Sept. 23 (UPI) — Researchers have identified two new subtypes of metastatic prostate cancer that respond differently to treatment, they reported in a study published Thursday by JAMA Oncology.
The information could be used by oncologists to develop targeted therapies best suited to treat the cancer in individual patients, the researchers said.
The two new types of metastatic prostate cancers, or those that have spread to other organs, are called luminal and basal, according to the researchers.
Based on their initial experiments, luminal tumors respond better to testosterone-blocking treatments while basal tumors, which include the particularly aggressive small-cell neuroendocrine prostate cancer, did not benefit as much from hormone treatment, they said.
“The reason why these subtypes are important is they respond to hormone therapy very differently,” study co-author Dr. Shuang Zhao said in a press release.
“Now that we’ve discovered this pattern, how do we turn this into a test that metastatic patients can benefit from?” said Zhao, a professor of oncology in the University of Wisconsin School of Medicine and Public Health in Madison.
About 20 years ago, scientists discovered luminal and basal subtypes of breast cancer and found that each responds better to different therapies.
Because breast cancers and prostate cancers are similar in that they both respond to hormone treatment, or drugs that block the production of hormones such as testosterone and estrogen, researchers wondered whether they shared these subtypes.
In 2017, Zhao and his colleagues found that localized prostate cancers, or tumors confined to the prostate gland, have the same genetic make-up as luminal and basal breast cancers, with 50 genes determining the subtype.
For this new study, the team expanded the analysis to metastatic prostate cancer, in which the disease spreads from the gland to other organs, using tumor biopsy samples from 634 patients.
They compared the patterns of gene expression in the tumor biopsies and identified luminal and basal types for metastatic cancer.

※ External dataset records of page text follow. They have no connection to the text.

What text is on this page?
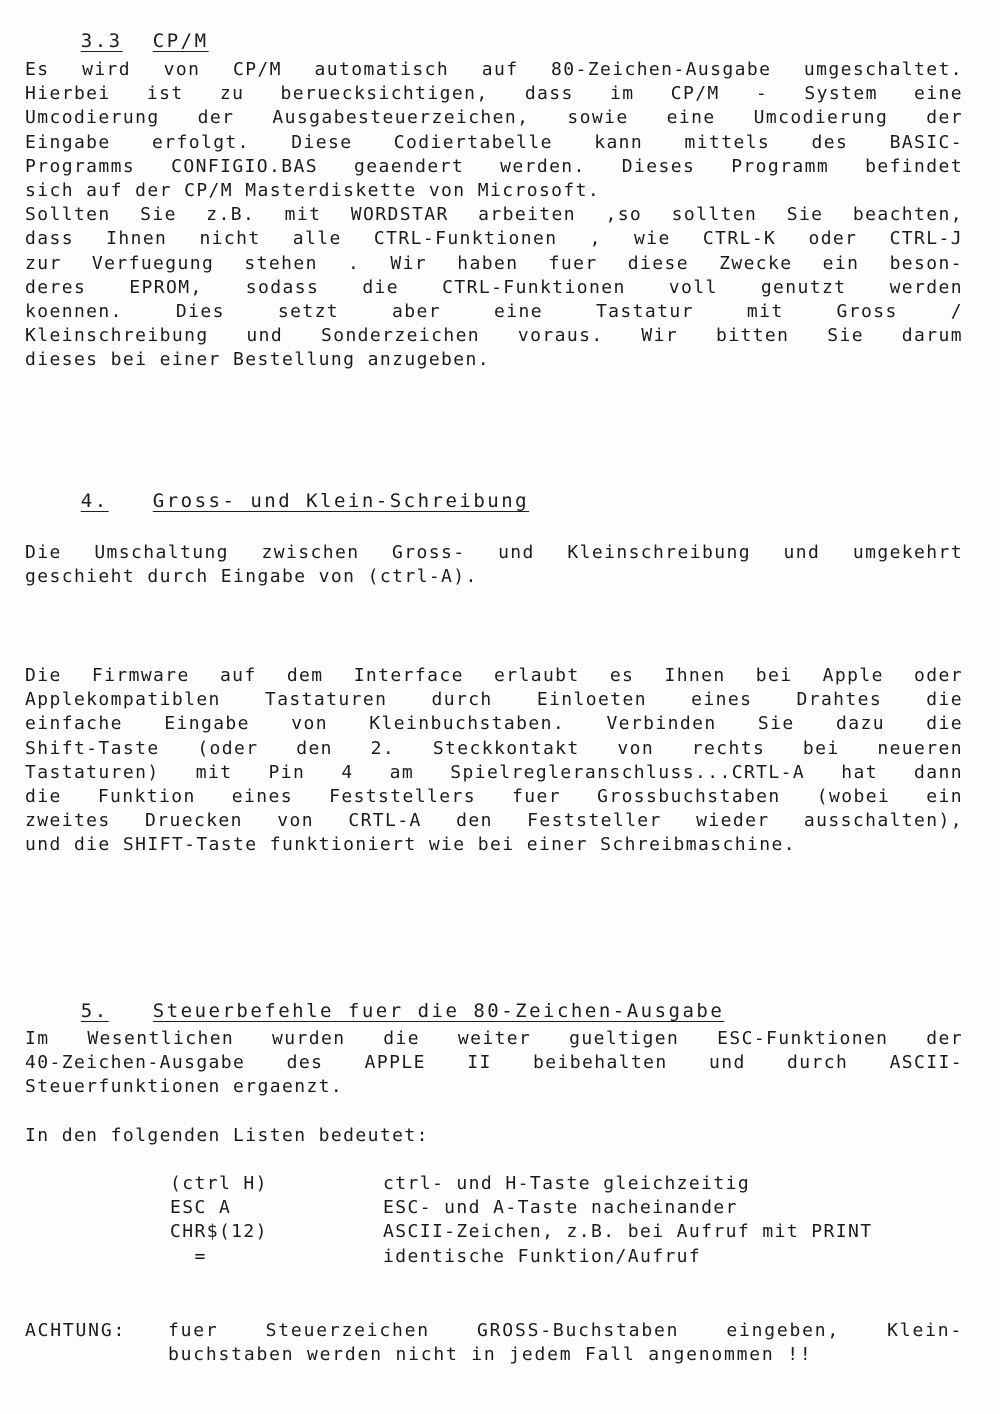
3.3 CP/M

Es wird von CP/M automatisch auf 80-Zeichen-Ausgabe umgeschaltet.
Hierbei ist zu beruecksichtigen, dass im CP/M - System eine
Umcodierung der Ausgabesteuerzeichen, sowie eine Umcodierung der
Eingabe erfolgt. Diese Codiertabelle kann mittels des BASIC-
Programms CONFIGIO.BAS geaendert werden. Dieses Programm befindet
sich auf der CP/M Masterdiskette von Microsoft.
Sollten Sie z.B. mit WORDSTAR arbeiten ,so sollten Sie beachten,
dass Ihnen nicht alle CTRL-Funktionen , wie CTRL-K oder CTRL-J
zur Verfuegung stehen . Wir haben fuer diese Zwecke ein beson-
deres EPROM, sodass die CTRL-Funktionen voll genutzt werden
koennen. Dies setzt aber eine Tastatur mit Gross /
Kleinschreibung und Sonderzeichen voraus. Wir bitten Sie darum
dieses bei einer Bestellung anzugeben.

4. Gross- und Klein-Schreibung

Die Umschaltung zwischen Gross- und Kleinschreibung und umgekehrt
geschieht durch Eingabe von (ctrl-A).
Die Firmware auf dem Interface erlaubt es Ihnen bei Apple oder
Applekompatiblen Tastaturen durch Einloeten eines Drahtes die
einfache Eingabe von Kleinbuchstaben. Verbinden Sie dazu die
Shift-Taste (oder den 2. Steckkontakt von rechts bei neueren
Tastaturen) mit Pin 4 am Spielregleranschluss...CRTL-A hat dann
die Funktion eines Feststellers fuer Grossbuchstaben (wobei ein
zweites Druecken von CRTL-A den Feststeller wieder ausschalten),
und die SHIFT-Taste funktioniert wie bei einer Schreibmaschine.

5. Steuerbefehle fuer die 80-Zeichen-Ausgabe

Im Wesentlichen wurden die weiter gueltigen ESC-Funktionen der
40-Zeichen-Ausgabe des APPLE II beibehalten und durch ASCII-
Steuerfunktionen ergaenzt.
In den folgenden Listen bedeutet:
(ctrl H)	ctrl- und H-Taste gleichzeitig
ESC A	ESC- und A-Taste nacheinander
CHR$(12)	ASCII-Zeichen, z.B. bei Aufruf mit PRINT
=	identische Funktion/Aufruf
ACHTUNG:	fuer Steuerzeichen GROSS-Buchstaben eingeben, Klein-
buchstaben werden nicht in jedem Fall angenommen !!
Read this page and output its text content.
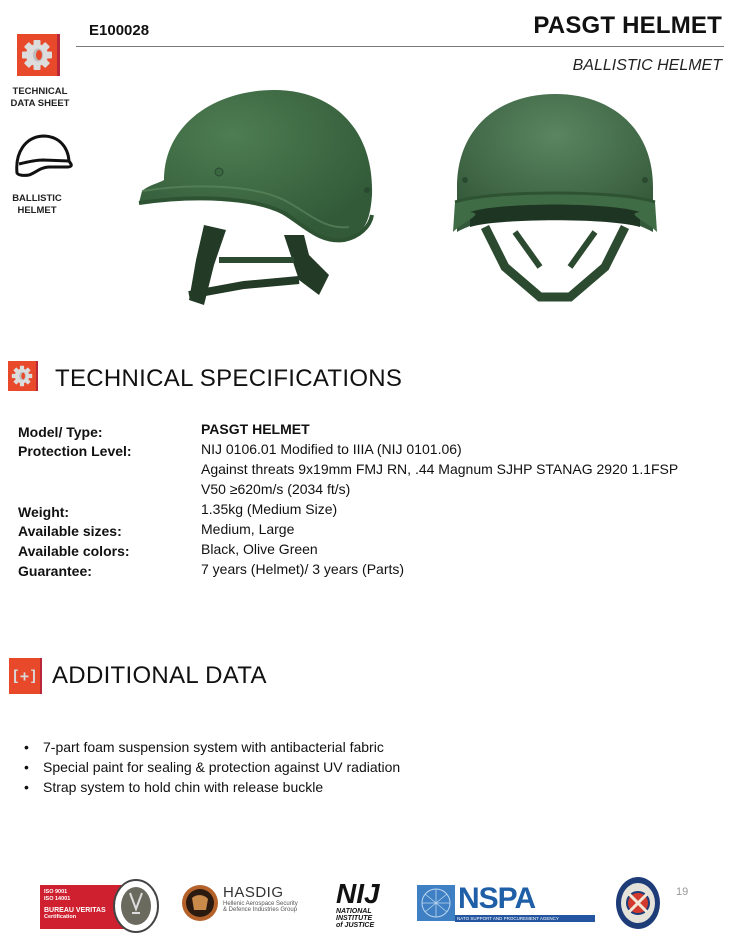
E100028	PASGT HELMET
BALLISTIC HELMET
TECHNICAL
DATA SHEET
BALLISTIC
HELMET
TECHNICAL SPECIFICATIONS
Model/ Type:	PASGT HELMET
Protection Level:	NIJ 0106.01 Modified to IIIA (NIJ 0101.06)
Against threats 9x19mm FMJ RN, .44 Magnum SJHP STANAG 2920 1.1FSP
V50 ≥620m/s (2034 ft/s)
Weight:	1.35kg (Medium Size)
Available sizes:	Medium, Large
Available colors:	Black, Olive Green
Guarantee:	7 years (Helmet)/ 3 years (Parts)
[+] ADDITIONAL DATA
• 7-part foam suspension system with antibacterial fabric
• Special paint for sealing & protection against UV radiation
• Strap system to hold chin with release buckle
ISO 9001
ISO 14001
BUREAU VERITAS
Certification
HASDIG
Hellenic Aerospace Security
& Defence Industries Group
NIJ
NATIONAL
INSTITUTE
of JUSTICE
NSPA
NATO SUPPORT AND PROCUREMENT AGENCY
19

Once the existence of the subtypes had been confirmed, the researchers then sought to determine how they affected patient survival and response to treatment.
Because the doctors treating patients included in the study did not know about the subtypes at the time, they had to treat the disease without this information, the researchers said.
The resulting variation in treatment produced a natural experiment that Zhao and his team could analyze.
“And we found that just like in localized prostate cancer, the hormone therapies seemed to work better in the luminal tumors than in the basal tumors,” Zhao said.
In addition to the subtypes, the tumors fell onto a spectrum depending on their degree of “luminal-ness” or “basal-ness,” he and his colleagues said.
At one end of the spectrum, there were the hormone-treatment-resistant small cell neuroendocrine prostate cancers, which were the most basal, the researchers said.
At the other end, there were less aggressive luminal subtypes, which responded to hormone therapy.
It is unclear how tumors that lie in the middle of these two extremes respond to different treatments, they said.
Given that metastatic prostate tumors are difficult to biopsy, a procedure in which samples are collected for analysis to determine treatment, the researchers are hoping to develop blood tests that could more easily determine whether they are luminal or basal.
This test would make clinical trials testing the effectiveness of subtyping metastatic tumors much easier, they said.